Reinaga intuía que la valentía de los amigos de Picasso era especial, ellos no podían hacer otra cosa que rebelarse contra el sistema de vida del hombre occidental, putrefacto en todas sus aristas. Estaba la realidad fría y dura de las calles parisinas. Fausto le planteó su pensamiento a Picaba; en definitiva, había venido a Europa para hablar de política.
-¿Y qué opinan ustedes de la revolución social?, ¿que creen o esperan del gobierno francés?
El pintor puso una cara hosca e hizo un ademán como si fuera a vomitar. Man Ray empezó a carcajear, advirtió de inmediato la propuesta tan solemne como sórdida del líder boliviano. De cualquier modo, quiso dejar asentada su posición, haciéndolo en un francés chapucero.
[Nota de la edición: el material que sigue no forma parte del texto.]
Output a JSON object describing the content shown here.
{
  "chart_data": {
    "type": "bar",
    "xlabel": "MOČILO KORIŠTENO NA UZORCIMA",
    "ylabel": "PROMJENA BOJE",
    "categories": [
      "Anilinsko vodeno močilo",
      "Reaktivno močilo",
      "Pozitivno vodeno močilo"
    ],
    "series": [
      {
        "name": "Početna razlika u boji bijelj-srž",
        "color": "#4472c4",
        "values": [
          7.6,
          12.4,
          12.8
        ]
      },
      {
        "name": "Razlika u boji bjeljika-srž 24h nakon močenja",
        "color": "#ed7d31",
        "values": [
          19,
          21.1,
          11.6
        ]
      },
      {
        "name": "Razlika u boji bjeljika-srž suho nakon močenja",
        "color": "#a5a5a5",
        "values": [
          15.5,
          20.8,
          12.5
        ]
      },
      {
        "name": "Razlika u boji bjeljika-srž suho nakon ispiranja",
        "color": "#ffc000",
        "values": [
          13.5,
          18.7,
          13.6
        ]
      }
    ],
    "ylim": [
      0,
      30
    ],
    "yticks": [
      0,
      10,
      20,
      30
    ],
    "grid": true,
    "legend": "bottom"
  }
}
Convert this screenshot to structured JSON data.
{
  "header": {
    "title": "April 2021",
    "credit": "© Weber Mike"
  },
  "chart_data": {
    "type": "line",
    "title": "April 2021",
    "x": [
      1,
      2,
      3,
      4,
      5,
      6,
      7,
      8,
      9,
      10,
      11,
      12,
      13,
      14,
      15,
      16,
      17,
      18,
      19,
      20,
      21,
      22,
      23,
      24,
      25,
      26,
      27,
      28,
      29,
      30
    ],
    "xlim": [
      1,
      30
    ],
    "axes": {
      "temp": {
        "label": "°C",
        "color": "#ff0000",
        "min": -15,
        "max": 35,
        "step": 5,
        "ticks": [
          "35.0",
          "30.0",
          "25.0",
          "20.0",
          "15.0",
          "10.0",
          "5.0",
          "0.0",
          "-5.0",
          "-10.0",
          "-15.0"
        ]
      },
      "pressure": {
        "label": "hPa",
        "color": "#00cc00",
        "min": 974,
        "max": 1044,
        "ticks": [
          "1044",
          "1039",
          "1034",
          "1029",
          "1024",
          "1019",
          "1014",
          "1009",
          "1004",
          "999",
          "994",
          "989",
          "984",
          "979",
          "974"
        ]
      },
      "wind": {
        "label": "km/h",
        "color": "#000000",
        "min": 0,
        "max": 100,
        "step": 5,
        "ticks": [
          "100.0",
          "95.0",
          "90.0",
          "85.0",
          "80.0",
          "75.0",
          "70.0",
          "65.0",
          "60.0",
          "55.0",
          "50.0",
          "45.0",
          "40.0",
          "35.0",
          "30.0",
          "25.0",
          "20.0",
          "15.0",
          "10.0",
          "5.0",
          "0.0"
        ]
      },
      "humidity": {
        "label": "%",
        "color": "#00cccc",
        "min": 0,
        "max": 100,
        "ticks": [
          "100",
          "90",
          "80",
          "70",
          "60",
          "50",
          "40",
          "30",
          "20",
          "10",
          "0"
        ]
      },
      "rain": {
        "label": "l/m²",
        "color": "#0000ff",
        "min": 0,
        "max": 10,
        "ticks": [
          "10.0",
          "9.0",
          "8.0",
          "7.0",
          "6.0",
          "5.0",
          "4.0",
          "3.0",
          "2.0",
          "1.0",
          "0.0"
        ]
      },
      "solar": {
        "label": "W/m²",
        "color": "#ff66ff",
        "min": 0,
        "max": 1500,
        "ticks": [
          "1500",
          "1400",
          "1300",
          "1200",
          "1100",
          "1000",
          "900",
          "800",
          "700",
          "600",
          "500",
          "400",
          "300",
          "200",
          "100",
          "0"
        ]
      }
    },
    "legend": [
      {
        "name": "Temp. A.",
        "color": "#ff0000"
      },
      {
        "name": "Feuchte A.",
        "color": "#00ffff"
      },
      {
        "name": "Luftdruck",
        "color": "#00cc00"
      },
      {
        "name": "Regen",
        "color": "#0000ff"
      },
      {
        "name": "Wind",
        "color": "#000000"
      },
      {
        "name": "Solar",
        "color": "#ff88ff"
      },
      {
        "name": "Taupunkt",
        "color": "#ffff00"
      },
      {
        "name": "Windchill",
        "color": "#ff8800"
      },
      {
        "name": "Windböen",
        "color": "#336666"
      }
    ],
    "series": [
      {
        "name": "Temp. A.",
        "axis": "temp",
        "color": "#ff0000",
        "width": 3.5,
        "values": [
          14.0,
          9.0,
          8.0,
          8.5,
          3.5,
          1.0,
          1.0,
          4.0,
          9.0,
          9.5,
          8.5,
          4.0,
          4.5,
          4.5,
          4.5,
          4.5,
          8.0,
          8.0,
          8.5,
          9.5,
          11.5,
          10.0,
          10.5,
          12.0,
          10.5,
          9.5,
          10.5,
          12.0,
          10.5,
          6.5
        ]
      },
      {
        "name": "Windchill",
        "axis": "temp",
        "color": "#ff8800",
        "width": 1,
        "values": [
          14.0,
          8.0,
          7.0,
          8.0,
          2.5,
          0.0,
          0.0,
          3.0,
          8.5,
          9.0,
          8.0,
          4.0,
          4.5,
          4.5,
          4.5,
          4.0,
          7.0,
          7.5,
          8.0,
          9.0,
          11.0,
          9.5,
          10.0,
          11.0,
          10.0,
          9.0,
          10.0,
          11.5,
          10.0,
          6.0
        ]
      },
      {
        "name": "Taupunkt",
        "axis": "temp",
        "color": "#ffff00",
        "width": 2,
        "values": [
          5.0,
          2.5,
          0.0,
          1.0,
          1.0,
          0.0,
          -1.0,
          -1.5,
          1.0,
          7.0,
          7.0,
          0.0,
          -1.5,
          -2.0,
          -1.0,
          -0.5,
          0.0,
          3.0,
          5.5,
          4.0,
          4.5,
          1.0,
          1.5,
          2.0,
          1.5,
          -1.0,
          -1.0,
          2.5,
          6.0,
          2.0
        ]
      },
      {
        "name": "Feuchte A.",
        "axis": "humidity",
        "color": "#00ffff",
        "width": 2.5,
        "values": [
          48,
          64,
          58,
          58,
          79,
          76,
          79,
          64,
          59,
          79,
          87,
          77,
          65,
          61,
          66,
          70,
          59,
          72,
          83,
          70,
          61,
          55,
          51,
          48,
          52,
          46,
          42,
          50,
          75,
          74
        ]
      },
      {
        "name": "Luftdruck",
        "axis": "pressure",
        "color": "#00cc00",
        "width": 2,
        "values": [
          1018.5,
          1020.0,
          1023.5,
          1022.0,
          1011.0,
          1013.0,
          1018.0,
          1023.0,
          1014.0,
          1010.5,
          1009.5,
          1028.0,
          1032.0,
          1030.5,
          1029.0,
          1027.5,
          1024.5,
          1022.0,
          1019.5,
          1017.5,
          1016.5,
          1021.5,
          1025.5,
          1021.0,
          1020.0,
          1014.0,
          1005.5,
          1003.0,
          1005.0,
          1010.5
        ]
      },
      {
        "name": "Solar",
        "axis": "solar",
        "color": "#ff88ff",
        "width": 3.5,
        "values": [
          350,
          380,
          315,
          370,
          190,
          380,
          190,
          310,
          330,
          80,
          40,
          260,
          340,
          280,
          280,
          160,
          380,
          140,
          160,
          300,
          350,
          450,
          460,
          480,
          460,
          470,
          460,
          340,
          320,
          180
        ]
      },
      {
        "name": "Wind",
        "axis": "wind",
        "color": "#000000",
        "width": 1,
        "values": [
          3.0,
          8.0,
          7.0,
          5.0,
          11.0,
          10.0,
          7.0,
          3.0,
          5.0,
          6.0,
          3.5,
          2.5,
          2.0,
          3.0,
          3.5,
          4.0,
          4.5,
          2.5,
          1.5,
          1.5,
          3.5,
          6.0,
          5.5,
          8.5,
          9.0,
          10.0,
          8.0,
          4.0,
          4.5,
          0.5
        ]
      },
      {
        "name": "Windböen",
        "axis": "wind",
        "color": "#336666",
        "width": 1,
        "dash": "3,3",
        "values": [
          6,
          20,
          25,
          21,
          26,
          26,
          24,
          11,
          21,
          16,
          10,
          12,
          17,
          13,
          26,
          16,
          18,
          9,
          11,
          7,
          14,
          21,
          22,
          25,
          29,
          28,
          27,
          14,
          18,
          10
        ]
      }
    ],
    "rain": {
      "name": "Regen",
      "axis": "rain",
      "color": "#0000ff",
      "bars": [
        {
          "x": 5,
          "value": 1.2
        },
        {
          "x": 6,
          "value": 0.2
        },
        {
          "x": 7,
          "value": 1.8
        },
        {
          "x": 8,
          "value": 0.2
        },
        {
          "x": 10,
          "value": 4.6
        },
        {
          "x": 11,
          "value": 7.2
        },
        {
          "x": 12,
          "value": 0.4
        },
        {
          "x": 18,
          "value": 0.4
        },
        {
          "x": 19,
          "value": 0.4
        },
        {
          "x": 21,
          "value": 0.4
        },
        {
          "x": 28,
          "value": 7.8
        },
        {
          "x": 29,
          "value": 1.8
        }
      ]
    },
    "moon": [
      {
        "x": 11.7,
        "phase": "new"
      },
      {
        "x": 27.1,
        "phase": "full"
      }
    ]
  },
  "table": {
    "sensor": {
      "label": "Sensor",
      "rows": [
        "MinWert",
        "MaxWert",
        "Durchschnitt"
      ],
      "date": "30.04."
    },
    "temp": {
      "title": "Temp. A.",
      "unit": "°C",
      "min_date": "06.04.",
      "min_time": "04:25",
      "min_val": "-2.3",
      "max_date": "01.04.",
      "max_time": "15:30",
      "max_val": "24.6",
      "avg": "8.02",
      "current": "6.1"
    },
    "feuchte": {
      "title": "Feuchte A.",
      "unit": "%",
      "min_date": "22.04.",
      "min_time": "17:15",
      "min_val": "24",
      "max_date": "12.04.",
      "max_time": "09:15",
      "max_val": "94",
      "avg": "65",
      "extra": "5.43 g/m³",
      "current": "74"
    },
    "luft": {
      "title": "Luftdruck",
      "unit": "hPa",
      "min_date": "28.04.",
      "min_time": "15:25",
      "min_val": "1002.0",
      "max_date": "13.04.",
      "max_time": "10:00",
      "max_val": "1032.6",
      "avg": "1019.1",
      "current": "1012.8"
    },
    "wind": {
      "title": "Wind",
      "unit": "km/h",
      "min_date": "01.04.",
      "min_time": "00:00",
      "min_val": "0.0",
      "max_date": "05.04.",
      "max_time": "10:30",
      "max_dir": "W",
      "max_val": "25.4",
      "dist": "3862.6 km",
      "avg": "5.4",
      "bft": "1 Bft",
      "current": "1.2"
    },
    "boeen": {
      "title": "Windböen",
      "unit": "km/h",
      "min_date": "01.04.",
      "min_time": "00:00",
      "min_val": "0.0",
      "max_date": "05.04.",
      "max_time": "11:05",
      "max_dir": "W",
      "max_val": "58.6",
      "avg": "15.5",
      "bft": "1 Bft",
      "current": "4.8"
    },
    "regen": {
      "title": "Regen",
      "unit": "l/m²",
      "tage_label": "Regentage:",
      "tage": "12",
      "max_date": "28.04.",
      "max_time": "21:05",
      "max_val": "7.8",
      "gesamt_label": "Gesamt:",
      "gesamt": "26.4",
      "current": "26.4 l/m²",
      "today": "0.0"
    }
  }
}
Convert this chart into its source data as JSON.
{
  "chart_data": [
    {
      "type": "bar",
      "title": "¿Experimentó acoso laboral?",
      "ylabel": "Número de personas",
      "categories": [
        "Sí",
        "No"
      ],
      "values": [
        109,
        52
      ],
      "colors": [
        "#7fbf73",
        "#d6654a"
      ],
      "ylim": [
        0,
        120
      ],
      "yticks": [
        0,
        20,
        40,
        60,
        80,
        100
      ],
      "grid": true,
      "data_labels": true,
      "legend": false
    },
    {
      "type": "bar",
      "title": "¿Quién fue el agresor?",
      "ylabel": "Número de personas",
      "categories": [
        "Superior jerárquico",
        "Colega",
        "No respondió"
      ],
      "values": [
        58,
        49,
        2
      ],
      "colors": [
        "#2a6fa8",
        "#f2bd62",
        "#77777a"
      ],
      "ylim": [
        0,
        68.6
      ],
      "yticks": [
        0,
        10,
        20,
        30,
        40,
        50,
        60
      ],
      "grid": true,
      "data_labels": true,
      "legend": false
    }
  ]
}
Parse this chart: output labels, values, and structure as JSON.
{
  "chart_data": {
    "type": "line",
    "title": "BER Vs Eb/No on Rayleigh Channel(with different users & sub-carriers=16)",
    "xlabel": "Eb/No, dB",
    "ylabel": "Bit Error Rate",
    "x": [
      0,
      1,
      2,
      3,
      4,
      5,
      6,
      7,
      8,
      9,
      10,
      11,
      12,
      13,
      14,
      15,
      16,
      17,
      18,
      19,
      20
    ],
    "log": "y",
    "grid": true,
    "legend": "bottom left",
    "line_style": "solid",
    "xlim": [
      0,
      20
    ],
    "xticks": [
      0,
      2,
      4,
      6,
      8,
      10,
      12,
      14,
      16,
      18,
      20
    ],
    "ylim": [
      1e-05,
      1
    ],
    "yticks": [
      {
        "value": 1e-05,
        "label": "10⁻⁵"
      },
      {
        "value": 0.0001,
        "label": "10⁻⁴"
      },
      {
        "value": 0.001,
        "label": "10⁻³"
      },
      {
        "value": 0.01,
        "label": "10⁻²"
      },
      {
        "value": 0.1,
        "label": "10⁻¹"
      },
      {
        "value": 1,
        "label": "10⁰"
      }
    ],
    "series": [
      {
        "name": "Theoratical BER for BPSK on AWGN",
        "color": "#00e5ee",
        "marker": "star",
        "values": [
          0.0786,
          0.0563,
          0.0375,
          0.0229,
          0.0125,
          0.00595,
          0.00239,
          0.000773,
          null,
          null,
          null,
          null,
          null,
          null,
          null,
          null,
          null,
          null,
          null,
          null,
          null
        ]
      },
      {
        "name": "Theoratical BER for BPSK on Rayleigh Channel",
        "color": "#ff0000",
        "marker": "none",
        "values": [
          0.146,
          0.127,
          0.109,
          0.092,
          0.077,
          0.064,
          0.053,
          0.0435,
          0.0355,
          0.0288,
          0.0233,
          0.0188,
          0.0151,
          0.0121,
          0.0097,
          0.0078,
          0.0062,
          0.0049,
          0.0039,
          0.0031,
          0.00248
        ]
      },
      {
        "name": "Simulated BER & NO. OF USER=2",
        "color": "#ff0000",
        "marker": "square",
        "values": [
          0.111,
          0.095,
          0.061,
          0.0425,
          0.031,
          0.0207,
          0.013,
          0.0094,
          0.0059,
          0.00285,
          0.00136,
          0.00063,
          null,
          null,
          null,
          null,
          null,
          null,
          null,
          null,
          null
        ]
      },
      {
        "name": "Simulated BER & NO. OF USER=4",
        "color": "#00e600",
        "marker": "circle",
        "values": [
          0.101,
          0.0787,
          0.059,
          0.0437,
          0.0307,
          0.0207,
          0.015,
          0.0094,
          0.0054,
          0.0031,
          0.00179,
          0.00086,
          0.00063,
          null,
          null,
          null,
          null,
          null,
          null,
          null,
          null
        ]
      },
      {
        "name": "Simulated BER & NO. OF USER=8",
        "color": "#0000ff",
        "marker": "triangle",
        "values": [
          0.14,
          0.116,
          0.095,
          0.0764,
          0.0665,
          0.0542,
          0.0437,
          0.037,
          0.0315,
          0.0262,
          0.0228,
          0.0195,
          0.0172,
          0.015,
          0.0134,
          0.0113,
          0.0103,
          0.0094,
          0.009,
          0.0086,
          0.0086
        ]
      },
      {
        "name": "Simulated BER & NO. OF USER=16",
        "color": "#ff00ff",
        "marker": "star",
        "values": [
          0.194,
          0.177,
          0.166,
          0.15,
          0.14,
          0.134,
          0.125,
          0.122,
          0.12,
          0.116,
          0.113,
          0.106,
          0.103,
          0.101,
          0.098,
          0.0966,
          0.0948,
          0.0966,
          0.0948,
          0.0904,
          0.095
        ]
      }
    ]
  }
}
-La revolución social no existe acá en Europa, de todos modos, el sistema capitalista es capaz de resistir y absorber cualquier revuelta en su beneficio. En cuanto al gobierno francés, es una basura, como buen representante del pueblo.
Al rato se sumó Duchamp al encuentro, quien colmó de preguntas cálidas a Fausto y sus amigos. Lo pasmaba la sobriedad y gravedad de aquellos hombres. El contacto directo con indígenas lo fascinaba. Picabia era un eximio intérprete. Clarificaba los conceptos de Reinaga y los ponía en un lenguaje sencillo para sus colegas:
-Dice que le encantaron los círculos mágicos, y que en su pueblo hay un brujo que fabrica vidrios irrompibles. Y que coincide con su visión y punto de vista de la política. Pregunta además si creen que la Unión Soviética da un margen para la esperanza.
Man Ray volvió a ser severo en sus apreciaciones:
-No creo, como dijo un poeta argentino, «el mundo está repodrido y dividido en dos». Los rusos están lo suficientemente locos para destruir todo, pero son vulnerables a la propaganda de las mieles capitalistas. Yo ya he renunciado al partido comunista.
-Yo hice lo mismo en Bolivia. Ya se le metió demasiada filosofía cristiana y marxista en la cabeza a la gente. La salvación de la humanidad somos nosotros, y si fallamos, seguramente se encuentra fuera del mundo occidental. Hacia allí vamos ahora, y espero que nuestro discurso tenga eco para acabar de una vez por todas con el imperialismo –replicó Fausto.
Los artistas convidaron a los visitantes con platos surrealistas y vinos nacionales. Choque les propuso coquear y ellos aceptaron encantados, haciéndose buches grandes con bicarbonato de sodio. Los bolivianos se quedaron a dormir en el departamento del fotógrafo para poder ver sus imágenes plasmadas en el papel albuminoso.